Великий дележ закончился как раз к приходу Веры Сергеевны. Сколь ни храбрилась Светлана, сколь ни выказывала свое коронное умение ничему не удивляться и ни о чем не жалеть, но Вера Сергеевна все же заметила необычно возбужденное состояние дочери.
— Вы ссоритесь? — спросила она.
Свою часть посылки Галя перед тем положила в сумку, а Светлана свою спрятала в шифоньер, так что Вера Сергеевна вещей и косметики не увидела.
— Спорим, — сказала Светлана и повернулась к Гале: — Идем, провожу немного.
…Таким образом разрешился у Светланы кризис ожидания. Ей предстояла повторная сдача экзаменов на филологический факультет — еще одна попытка. Она их сдавать не стала, и не только потому, что не подготовилась как следует. Было еще одно серьезное привходящее обстоятельство.
Но, прежде чем заняться им, надо отметить, что Светлана на следующий день после получения посылки отправила с привезшим ее итальянцем письмо к Пьетро Маттинелли с благодарностью и просьбой не повторять ничего подобного впредь, а лучше всего приехать снова в Советский Союз. В конверт она вложила фотокарточку.
А примерно через неделю после этого у Светланы состоялось новое знакомство, которое она не сочла странным и необычным по той простой причине, что все было логично и объяснимо.

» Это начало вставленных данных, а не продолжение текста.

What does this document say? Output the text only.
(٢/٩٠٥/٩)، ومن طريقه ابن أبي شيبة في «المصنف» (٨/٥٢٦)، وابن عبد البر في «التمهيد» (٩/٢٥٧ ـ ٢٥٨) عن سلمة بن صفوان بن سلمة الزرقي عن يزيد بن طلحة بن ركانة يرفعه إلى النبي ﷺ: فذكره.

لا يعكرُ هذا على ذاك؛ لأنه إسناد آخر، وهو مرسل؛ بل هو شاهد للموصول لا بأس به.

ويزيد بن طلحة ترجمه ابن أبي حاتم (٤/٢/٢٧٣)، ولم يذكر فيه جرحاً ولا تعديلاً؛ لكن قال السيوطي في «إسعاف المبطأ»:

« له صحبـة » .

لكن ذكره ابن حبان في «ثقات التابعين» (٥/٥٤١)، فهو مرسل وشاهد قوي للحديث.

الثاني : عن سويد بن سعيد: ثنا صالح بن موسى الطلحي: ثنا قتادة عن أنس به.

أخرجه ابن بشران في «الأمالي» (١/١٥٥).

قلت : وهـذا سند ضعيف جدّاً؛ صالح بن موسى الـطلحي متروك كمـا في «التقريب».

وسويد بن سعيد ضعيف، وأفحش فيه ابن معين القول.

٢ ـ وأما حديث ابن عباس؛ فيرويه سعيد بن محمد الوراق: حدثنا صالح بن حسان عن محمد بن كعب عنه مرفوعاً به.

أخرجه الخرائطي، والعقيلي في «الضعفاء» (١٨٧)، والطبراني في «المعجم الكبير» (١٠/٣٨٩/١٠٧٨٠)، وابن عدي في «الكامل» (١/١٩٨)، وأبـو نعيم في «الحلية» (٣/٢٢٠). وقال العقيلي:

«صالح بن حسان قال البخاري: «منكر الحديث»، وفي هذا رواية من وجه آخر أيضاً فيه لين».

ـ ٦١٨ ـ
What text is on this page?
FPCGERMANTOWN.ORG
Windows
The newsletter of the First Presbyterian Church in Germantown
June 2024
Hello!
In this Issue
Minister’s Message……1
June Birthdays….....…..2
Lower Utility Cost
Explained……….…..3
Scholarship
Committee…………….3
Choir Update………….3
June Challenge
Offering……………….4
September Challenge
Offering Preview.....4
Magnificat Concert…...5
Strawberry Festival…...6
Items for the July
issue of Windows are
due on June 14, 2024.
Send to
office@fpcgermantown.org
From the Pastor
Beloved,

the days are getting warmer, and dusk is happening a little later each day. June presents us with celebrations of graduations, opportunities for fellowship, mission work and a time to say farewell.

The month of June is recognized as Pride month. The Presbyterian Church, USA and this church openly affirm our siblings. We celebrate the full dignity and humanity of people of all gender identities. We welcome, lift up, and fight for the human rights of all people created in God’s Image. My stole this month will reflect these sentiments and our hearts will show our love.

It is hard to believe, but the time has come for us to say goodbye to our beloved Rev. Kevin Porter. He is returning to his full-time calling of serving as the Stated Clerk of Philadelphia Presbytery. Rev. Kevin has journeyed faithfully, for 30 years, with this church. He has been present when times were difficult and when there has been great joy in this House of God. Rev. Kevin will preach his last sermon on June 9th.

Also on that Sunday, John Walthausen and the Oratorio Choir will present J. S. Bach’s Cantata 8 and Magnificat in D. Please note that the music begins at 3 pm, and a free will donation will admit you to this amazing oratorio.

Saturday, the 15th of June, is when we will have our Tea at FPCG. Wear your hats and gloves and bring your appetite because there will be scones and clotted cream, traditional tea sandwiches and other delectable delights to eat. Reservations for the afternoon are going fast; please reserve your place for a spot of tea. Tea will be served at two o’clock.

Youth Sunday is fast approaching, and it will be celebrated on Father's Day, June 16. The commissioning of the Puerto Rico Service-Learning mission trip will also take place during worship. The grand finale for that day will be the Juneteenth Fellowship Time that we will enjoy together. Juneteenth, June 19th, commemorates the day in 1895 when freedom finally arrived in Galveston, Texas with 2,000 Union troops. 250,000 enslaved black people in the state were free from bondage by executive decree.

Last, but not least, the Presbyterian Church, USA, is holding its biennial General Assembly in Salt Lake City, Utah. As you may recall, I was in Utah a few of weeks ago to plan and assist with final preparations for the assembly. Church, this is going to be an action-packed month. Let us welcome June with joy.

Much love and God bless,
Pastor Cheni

Один из покупателей, изучавших каталоги пластинок, интеллигентного вида, пожилой, явно за пятьдесят, но моложаво выглядевший мужчина, плотный, среднего роста, одетый в светлый костюм и синюю рубаху без галстука (все это Светлана рассмотрела уже несколько позже), вдруг обратился к ней таким тоном, словно продолжал с нею задушевную дружескую беседу, прерванную нечаянно. Он выбрал момент, когда никого другого у прилавка не было.
— Значит, получили весточку от Пьетро, Светлана Алексеевна?
Она удивилась, но, выдерживая свою манеру внешне ничему не удивляться, ответила так, будто и она всего лишь продолжала беседу:
— Да. Но откуда вам это известно?
Он усмехнулся отечески.
— Видите ли, я знаком с тем человеком… ну, что привез вам посылку из Италии. Я ведь и Пьетро знаю. Он мне рассказывал о вас.
— Вы даже и по отчеству меня знаете, — сказала Светлана.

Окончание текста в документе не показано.